Siyasi analist Ebu’l Cuh, uluslararası toplumun ‘Sudan'da iki hükümetin varlığının çatışmanın sonucu olduğunu; nedeni olmadığını, çözümün her iki tarafın da varlığında yattığını ve bunun bölgesel ve uluslararası tarafların çıkarlarına uygun olduğunu anladığını, bu nedenle her iki hükümetle de muhatap olunmasının muhtemel olduğunu’ belirtti.

Ebu’l Cuh, ABD, Suudi Arabistan, Birleşik Arap Emirlikleri (BAE) ve Mısır'dan oluşan dörtlünün ertelenen toplantısının amacının ‘bölge ülkelerinin endişelerini ve çıkarlarını uzlaşma formülüyle ele almak, bunları krizin çözümüne katkıları çerçevesinde değerlendirmek ve ateşkesle başlayıp Sudan'da demokratik federal sivil yönetimin yeniden tesis edilmesiyle devam etmek’ olduğunu bildirdi.

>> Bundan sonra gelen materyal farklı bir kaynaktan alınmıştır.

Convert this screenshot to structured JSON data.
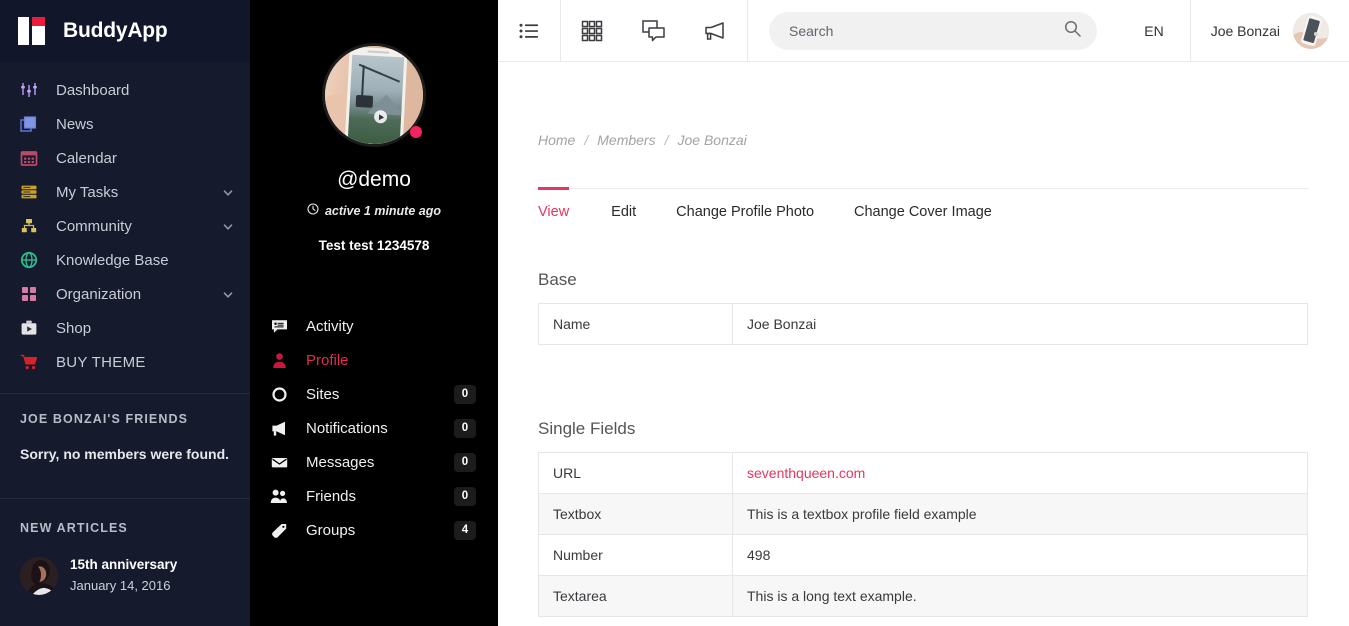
{
  "brand": {
    "name": "BuddyApp",
    "logo_icon": "buddyapp-logo-icon"
  },
  "sidebar": {
    "items": [
      {
        "label": "Dashboard",
        "icon": "sliders-icon",
        "has_chevron": false
      },
      {
        "label": "News",
        "icon": "copy-pages-icon",
        "has_chevron": false
      },
      {
        "label": "Calendar",
        "icon": "calendar-icon",
        "has_chevron": false
      },
      {
        "label": "My Tasks",
        "icon": "server-list-icon",
        "has_chevron": true
      },
      {
        "label": "Community",
        "icon": "sitemap-icon",
        "has_chevron": true
      },
      {
        "label": "Knowledge Base",
        "icon": "globe-icon",
        "has_chevron": false
      },
      {
        "label": "Organization",
        "icon": "grid-squares-icon",
        "has_chevron": true
      },
      {
        "label": "Shop",
        "icon": "briefcase-play-icon",
        "has_chevron": false
      },
      {
        "label": "BUY THEME",
        "icon": "shopping-cart-icon",
        "has_chevron": false
      }
    ],
    "friends_widget": {
      "title": "JOE BONZAI'S FRIENDS",
      "empty_text": "Sorry, no members were found."
    },
    "articles_widget": {
      "title": "NEW ARTICLES",
      "items": [
        {
          "title": "15th anniversary",
          "date": "January 14, 2016",
          "thumb_icon": "article-thumbnail"
        }
      ]
    }
  },
  "topbar": {
    "menu_icon": "list-menu-icon",
    "apps_icon": "grid-apps-icon",
    "messages_icon": "chat-bubbles-icon",
    "announce_icon": "megaphone-icon",
    "search": {
      "value": "",
      "placeholder": "Search",
      "icon": "search-icon"
    },
    "language": "EN",
    "user": {
      "name": "Joe Bonzai",
      "avatar_icon": "user-avatar"
    }
  },
  "profile_panel": {
    "avatar_icon": "profile-avatar-phone-photo",
    "online_status": "online",
    "username": "@demo",
    "active_text": "active 1 minute ago",
    "active_icon": "clock-icon",
    "tagline": "Test test 1234578",
    "nav": [
      {
        "label": "Activity",
        "icon": "activity-comment-icon",
        "count": "",
        "active": false
      },
      {
        "label": "Profile",
        "icon": "user-profile-icon",
        "count": "",
        "active": true
      },
      {
        "label": "Sites",
        "icon": "circle-sites-icon",
        "count": "0",
        "active": false
      },
      {
        "label": "Notifications",
        "icon": "megaphone-icon",
        "count": "0",
        "active": false
      },
      {
        "label": "Messages",
        "icon": "envelope-icon",
        "count": "0",
        "active": false
      },
      {
        "label": "Friends",
        "icon": "users-icon",
        "count": "0",
        "active": false
      },
      {
        "label": "Groups",
        "icon": "tag-icon",
        "count": "4",
        "active": false
      }
    ]
  },
  "main": {
    "breadcrumb": [
      {
        "label": "Home",
        "link": true
      },
      {
        "label": "Members",
        "link": true
      },
      {
        "label": "Joe Bonzai",
        "link": false
      }
    ],
    "breadcrumb_separator": "/",
    "tabs": [
      {
        "label": "View",
        "active": true
      },
      {
        "label": "Edit",
        "active": false
      },
      {
        "label": "Change Profile Photo",
        "active": false
      },
      {
        "label": "Change Cover Image",
        "active": false
      }
    ],
    "sections": [
      {
        "title": "Base",
        "rows": [
          {
            "key": "Name",
            "value": "Joe Bonzai",
            "is_link": false
          }
        ]
      },
      {
        "title": "Single Fields",
        "rows": [
          {
            "key": "URL",
            "value": "seventhqueen.com",
            "is_link": true
          },
          {
            "key": "Textbox",
            "value": "This is a textbox profile field example",
            "is_link": false
          },
          {
            "key": "Number",
            "value": "498",
            "is_link": false
          },
          {
            "key": "Textarea",
            "value": "This is a long text example.",
            "is_link": false
          }
        ]
      }
    ]
  },
  "colors": {
    "accent": "#e8355e",
    "sidebar_bg": "#151a2d",
    "panel_bg": "#000000",
    "logo_red": "#ec1c3c"
  }
}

Ebu’l Cuh, HDK’nin ‘taktiksel’ bir çerçeve içinde ‘iki hükümetin varlığı’ senaryosunu hedeflediğini ve bunun amacının ‘müzakerelerin (eğer gerçekleşirse) fiili durum olarak iki otorite arasında veya her iki tarafın askeri liderleri arasında yapılması’ olduğunu söyledi.

Siyasi ve askeri analist Hüsameddin Bedevi ise Sudan'da iki hükümetin varlığının, uluslararası toplumun barışçıl çözüm şansını artıracağını düşündüğü bir senaryo olduğunu, ancak aynı zamanda düşmanlığın ileri aşamalarına ve çatışmanın uzamasına yol açabilecek olumsuz sonuçlar doğurabileceğini ifade etti.

Bedevi, “Silahlı çatışmanın devam etmesi ve uluslararası aktörlerin çekişmeleri, tarafları kontrol haritasını genişletmeye ve kendi sosyal çevrelerini temsil eden bölgelerde askeri varlık göstermeye itti” dedi.

Bedevi, “Her iki taraf da uluslararası meşruiyet arıyor ve kontrolündeki bölgelerde sivilleri koruduğu mesajını dünyaya iletmeye çalışıyor” diye konuştu.

Diğer yandan Darfur Bölgesi Valisi ve Sudan Kurtuluş Hareketi lideri Mini Arko Minawi, HDK tarafından ilan edilen paralel hükümetin bir veya iki yıl devam etmesi halinde fiili bir hükümet haline geleceğini ve uluslararası alanda tanınacağını, insani yardımların ulaştırılmasını kolaylaştırmak için ateşkesin dayatılacağını söylemişti.